We think these pilots are extremely important because of the principle at play here. We undertook a review of all capital assets across government in the past couple of years. The number one recommendation that came out of departments had to do with the barrier that departments face at the end of the fiscal year, in that you either spend the money or lose it; it lapses. So they asked us if we could do anything to try to fix that.
Fixing it, of course, is a little more difficult than just proposing it, because there are legalities involved here. We are talking about the Financial Administration Act and ministerial responsibilities. So with the concurrence of our colleagues in the Department of Finance--because this would have significant influence in moving money from one year to another--we've identified three individual departments that have representative large capital assets, and they are in good standing with us.
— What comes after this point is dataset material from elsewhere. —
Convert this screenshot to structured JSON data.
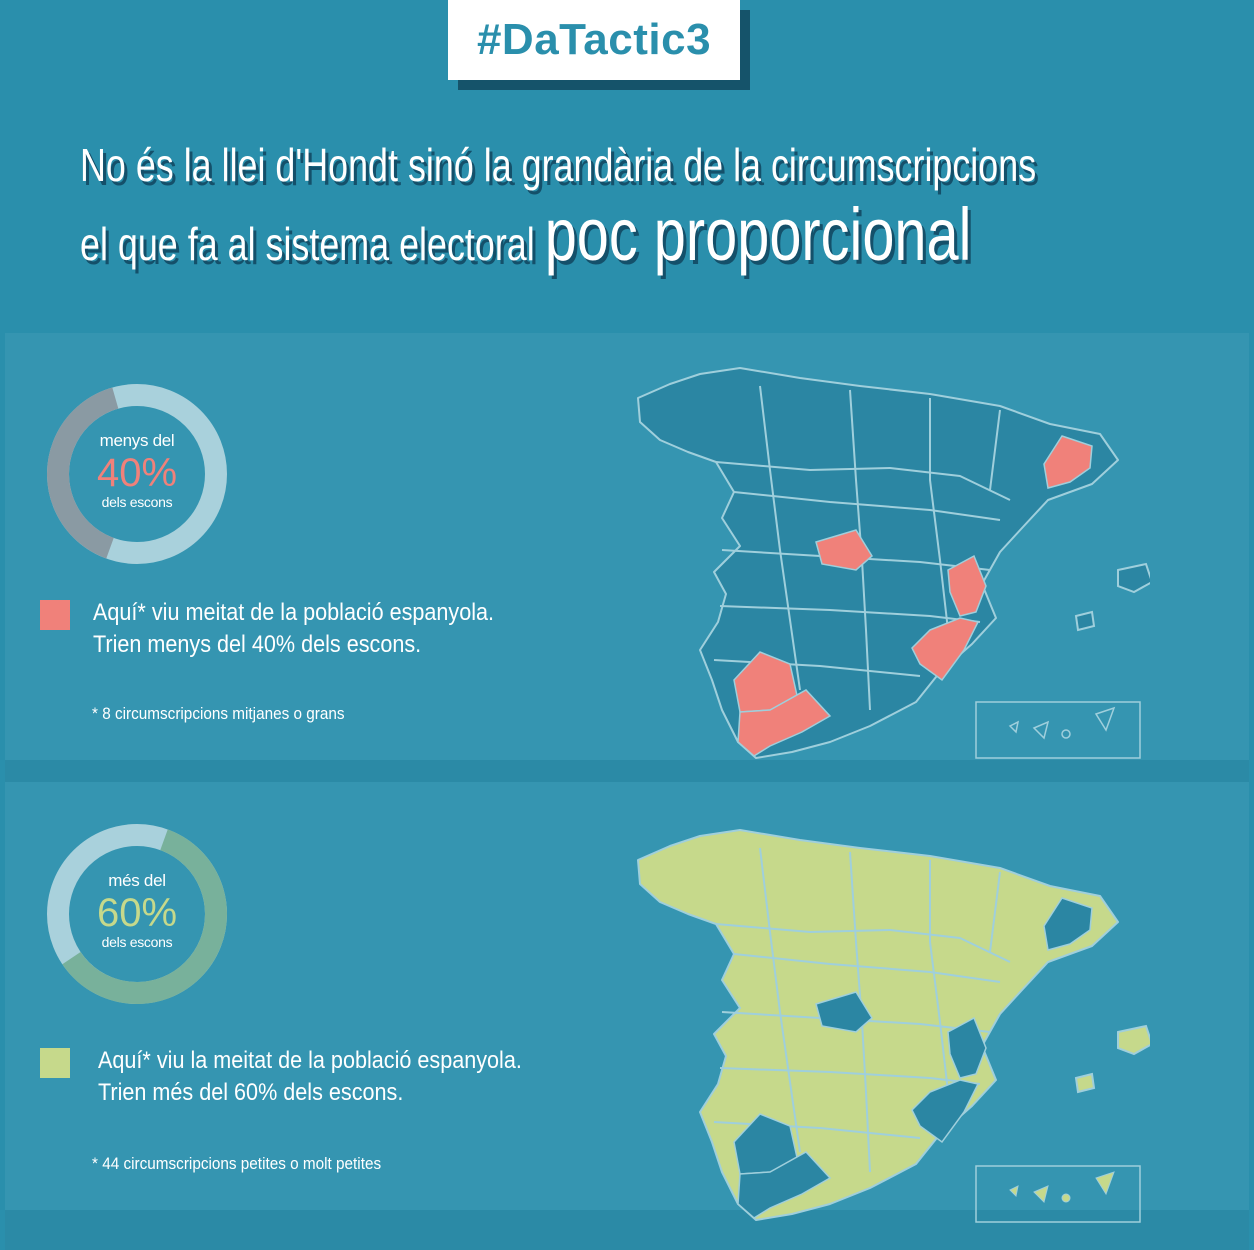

They have long-term capital plans in place that we think are achievable.
On that basis, we will provide them with the authority to not have to worry about the end of the fiscal year, so they don't have to make what we call suboptimal decisions. If they are renovating a building or buying a piece of capital equipment and something happens to the contract very late in March, right now they're stuck. They lapse the money for a very useful thing, only to have the invoice show up in April. Then they have to rejig their budget.
So it creates a tremendous amount of consternation within departments to try to manage that. Individual managers have told me that they have two or three individuals who, from January to the end of March, do nothing but look at contracts and make sure deliveries are being made so they don't lapse them.
I think this is a very important principle. We support the pilot and will be recommending it to ministers within the next couple of weeks. We hope to get the results of that. We think we'll have significant results within the first year of operation. Our plan is to try to expand that to all departments because of the factors that Madam Fraser alluded to earlier with this artificial barrier at the end of the fiscal year.